Allah’a onu görüyormuşsun gibi ibadet et. Şüphesiz sen O’nu görmesen de O seni görmektedir. Kenz’ul Ummal, 5250 Hz. Muhammed (s.a.a)

İmam Rıza (as)’ın İmameti ve Vesayeti

İmam Rıza (as)’ın İmameti ve Vesayeti

1- Muhammed bin İsmail bin Fazl el-Haşimi'den şöyle rivayet edilmiştir: Ebul Hasan Mûsa bin Câfer (a.s)'ın huzuruna çıktım, şiddetli bir şekilde hastaydı. Ona; Allah'ın bize göstermesini istemediğim şey (ölüm), gerçekleşirse o zaman kime başvuralım (sizden sonra İmam kimdir)? dedim. Şöyle cevap verdi: "Oğlum Ali'ye; zira onun mektubu benim mektubumdur. O benim vasim ve benden sonraki halifemdir."

2- Ali bin Yaktîn'den şöyle rivayet edilmiştir: Hz. Mûsa Kâzım (a.s)'ın huzurunda idim. Oğlu Ali de yanındaydı. İmam şöyle buyurdu: Ey Ali! Bu oğlum çocuklarımın efendisidir ve ben kendi künyemi ona verdim. (Ali bin Yaktîn diyor ki;) Hişam (Bu sözü benden işittiğinde) eliyle alnına vurdu ve dedi: "İnna lillah", Allah'a andolsun ki, bu sözle sana kendisinin ölüm haberini vermiştir.

3- Hüseyin bin Nuaym es-Sahhafî'den şöyle rivayet edilmiştir: Ben, Hişam bin Hakem ve Ali bin Yaktîn Bağdat'taydık. Ali bin Yaktîn dedi ki; ben, salih kul Mûsa bin Câfer (a.s)'ın huzurundaydım, oğlu Rıza (a.s) onun yanına geldiğinde şöyle buyurdu: "Ey Ali! Bu benim çocuklarımın efendisidir ve ben kendi künyemi ona verdim."

O sırada Hişam eliyle alnına vurdu ve dedi: "Yazıklar olsun sana! Ne dedin?" Sonra Ali bin Yaktîn dedi ki; "Allah'a and olsun ki, o bu sözüyle sana, kendisinden sonra imametin onda (Hz. Rıza'da) olduğunu haber vermiştir."

4- Ali bin Yaktîn'den şöyle rivayet edilmiştir: Mûsa bin Câfer (a.s) -ondan bir şey sormadan- bana şöyle buyurdu: "Bu, çocuklarımın en fakihi, en alimidir." Ve eliyle Rıza (a.s)'ı göstererek; "Kendi künyemi ona verdim" buyurdular.

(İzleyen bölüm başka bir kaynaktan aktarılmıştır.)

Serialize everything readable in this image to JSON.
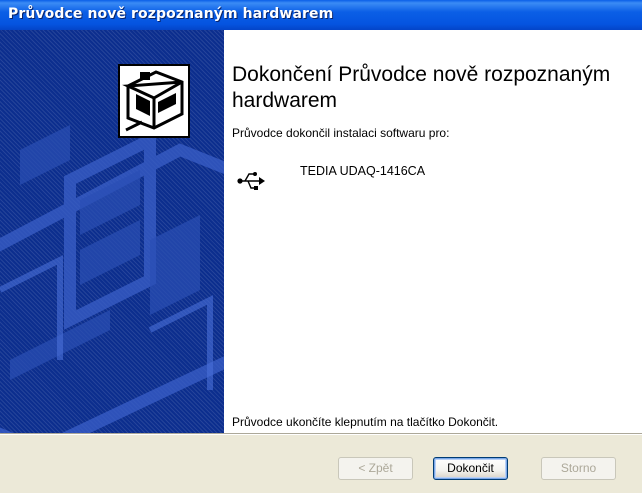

5- Mensur bin Yûnus Buzurc'dan şöyle rivayet edilmiştir: Bir gün Mûsa bin Câfer (a.s)'ın huzuruna gittim, bana şöyle buyurdu: "Mensur! Bugün ne yaptığımı biliyor musun?" Hayır, dedim. Buyurdu ki; "Oğlum Ali'yi vasi ve kendimden sonraki halife yaptım. Onun yanına git, bu münasebetten dolayı onu tebrik et ve ona bunu benim sana emrettiğimi söyle."

Mensur, sözünün devamında şöyle dedi: Ben onun huzuruna çıktım. Onu tebrik ettim ve bunu bana babasının emrettiğini söyledim.

(Şeyh Saduk diyor ki;) Mensur sonradan Hz. Rıza (a.s)'ın imametini inkâr etti ve (İmam Kâzım (a.s)'a ait olan) onun elindeki mallara el koydu ve sattı.

6- Dâvud bin Kesir'den şöyle rivayet edilmiştir: Ebu Abdullah'a (İmam Câfer-i Sâdık) dedim ki; Canım sana feda olsun! Eğer sana bir şey olursa kime baş vuralım? Buyurdular ki; "Oğlum Mûsa'ya."

Sonra o olay gerçekleşti. Allah'a andolsun ki ben, Mûsa bin Câfer'in imameti hakkında bir an bile şüphe etmedim. Sonra yaklaşık otuz yıl geçti. İmam Mûsa Kâzım (a.s)'ın huzuruna gittim. Ona: Canım sana feda olsun! Eğer size bir şey olursa kime müracaat edelim? dediğimde; "Oğlum Ali'ye" buyurdular. Sonra o olay da gerçekleşti. Allah'a andolsun ki, Ali Rıza (a.s) hakkında bir an olsun şüphe etmedim.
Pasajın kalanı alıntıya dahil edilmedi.